Tags
Anthropocene Reflection, Digital Estrangement, Environmental Desolation, Existential Weariness, Industrial Reckoning, Pastoral Loss, Progress Critique, Solastalgia Meditation, Technological Alienation, Temporal Disjunction, Unnatural Advancement, Urban Displacement

At one hundred three, I’ve outlived my dreams,
Watched progress dismantle the truths once esteemed,
The world spins faster while I grow still,
A relic breathing against time’s will.
I’ve buried relatives, friends, shed many tears,
While strangers sing of the “golden years,”
They call me blessed to see such a life unfold,
Yet laughter turns wistful as old sorrows are told.
My hands recall the weight of rotary dials,
When neighbors shared laughter across grocery aisles,
Now screens stitched to faces, making contact surreal—
A network of longing too distant to feel.
My centenarian mind remembers when air
Was sweet to breathe, when water ran crystal clear.
But smog dims the sunlight; old forests recede,
While progress devours what new industries need.
My wrinkled skin bears a lifetime of scars,
Enduring the ruins of love’s old wars,
Of seeing children pulled into pixel streams,
Lost in the rapture of electric dreams.
They wheel me to a window for the evening’s glow,
And point to towers fevered, pulsing far below—
“Isn’t progress wonderful?” they sing,
As I recall forests of oak from which I would swing.
The future?
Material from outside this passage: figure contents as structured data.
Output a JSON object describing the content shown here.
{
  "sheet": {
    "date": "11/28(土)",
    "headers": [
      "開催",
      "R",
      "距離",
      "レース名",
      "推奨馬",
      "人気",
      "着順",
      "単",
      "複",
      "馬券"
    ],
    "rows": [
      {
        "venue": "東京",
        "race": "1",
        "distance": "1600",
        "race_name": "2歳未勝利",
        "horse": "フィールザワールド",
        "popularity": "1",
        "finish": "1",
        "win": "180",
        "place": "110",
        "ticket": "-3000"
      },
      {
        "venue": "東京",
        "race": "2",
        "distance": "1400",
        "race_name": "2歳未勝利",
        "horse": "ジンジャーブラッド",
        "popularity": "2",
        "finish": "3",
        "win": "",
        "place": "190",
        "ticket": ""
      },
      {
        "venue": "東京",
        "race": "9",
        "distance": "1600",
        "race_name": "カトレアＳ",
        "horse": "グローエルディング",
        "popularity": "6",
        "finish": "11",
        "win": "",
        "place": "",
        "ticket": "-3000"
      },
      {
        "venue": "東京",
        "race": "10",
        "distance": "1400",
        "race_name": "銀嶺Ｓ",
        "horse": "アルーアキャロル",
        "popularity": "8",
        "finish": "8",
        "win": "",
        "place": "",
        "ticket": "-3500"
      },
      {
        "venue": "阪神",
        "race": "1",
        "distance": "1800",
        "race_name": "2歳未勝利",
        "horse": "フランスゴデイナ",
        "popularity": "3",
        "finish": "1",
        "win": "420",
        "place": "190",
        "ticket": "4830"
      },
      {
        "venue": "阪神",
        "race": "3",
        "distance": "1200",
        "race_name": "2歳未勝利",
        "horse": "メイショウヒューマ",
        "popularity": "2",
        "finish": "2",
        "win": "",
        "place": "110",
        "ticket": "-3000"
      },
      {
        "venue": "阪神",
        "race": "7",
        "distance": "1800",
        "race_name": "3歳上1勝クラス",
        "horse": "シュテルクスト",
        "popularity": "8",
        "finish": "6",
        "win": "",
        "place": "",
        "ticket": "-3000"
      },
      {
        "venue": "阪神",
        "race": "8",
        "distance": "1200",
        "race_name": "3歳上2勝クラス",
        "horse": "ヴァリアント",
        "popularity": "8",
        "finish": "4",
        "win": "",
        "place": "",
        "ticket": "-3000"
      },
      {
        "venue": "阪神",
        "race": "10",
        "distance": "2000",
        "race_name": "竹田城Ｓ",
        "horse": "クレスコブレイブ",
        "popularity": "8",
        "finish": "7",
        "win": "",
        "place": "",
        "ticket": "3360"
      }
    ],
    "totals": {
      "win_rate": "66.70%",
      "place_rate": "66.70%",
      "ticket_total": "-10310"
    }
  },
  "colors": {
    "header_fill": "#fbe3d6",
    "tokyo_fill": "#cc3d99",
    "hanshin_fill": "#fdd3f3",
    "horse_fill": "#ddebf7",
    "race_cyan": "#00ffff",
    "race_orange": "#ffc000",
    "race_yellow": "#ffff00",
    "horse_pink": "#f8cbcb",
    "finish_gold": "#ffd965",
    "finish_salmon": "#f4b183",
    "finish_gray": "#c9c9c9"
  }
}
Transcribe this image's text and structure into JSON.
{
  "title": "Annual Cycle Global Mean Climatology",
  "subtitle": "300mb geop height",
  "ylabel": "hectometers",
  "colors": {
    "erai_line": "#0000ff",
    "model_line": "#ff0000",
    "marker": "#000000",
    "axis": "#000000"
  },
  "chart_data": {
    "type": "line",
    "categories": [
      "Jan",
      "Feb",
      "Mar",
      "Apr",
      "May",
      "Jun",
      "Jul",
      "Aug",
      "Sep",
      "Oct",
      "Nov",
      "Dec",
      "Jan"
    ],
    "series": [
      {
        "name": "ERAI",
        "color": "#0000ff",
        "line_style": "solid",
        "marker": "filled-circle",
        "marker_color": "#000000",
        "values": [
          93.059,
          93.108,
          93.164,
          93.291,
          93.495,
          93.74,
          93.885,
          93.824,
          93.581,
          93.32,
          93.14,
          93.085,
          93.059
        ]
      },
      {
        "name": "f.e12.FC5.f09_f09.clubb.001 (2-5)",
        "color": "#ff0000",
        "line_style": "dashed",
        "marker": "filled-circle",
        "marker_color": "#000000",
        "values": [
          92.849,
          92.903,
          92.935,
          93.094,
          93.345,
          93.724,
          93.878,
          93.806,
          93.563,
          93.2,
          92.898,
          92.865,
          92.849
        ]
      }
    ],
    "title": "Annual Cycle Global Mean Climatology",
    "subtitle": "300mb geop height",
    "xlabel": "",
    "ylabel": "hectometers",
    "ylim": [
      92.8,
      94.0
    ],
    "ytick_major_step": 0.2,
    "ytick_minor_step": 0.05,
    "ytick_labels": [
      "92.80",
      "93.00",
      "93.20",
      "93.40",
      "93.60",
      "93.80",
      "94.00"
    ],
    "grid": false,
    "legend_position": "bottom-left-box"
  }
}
Child, I’ve lived through ten decades past
Of “breakthroughs” meant to make perfection last.
Each generation thinks they’ll solve it all,
Then leaves their mess for others when they fall.
The nurses smile gently, and call me dear,
But cannot grasp the shadow I fear—
Not dying itself, but the ache I concede,
For progress carves epitaphs no child will read.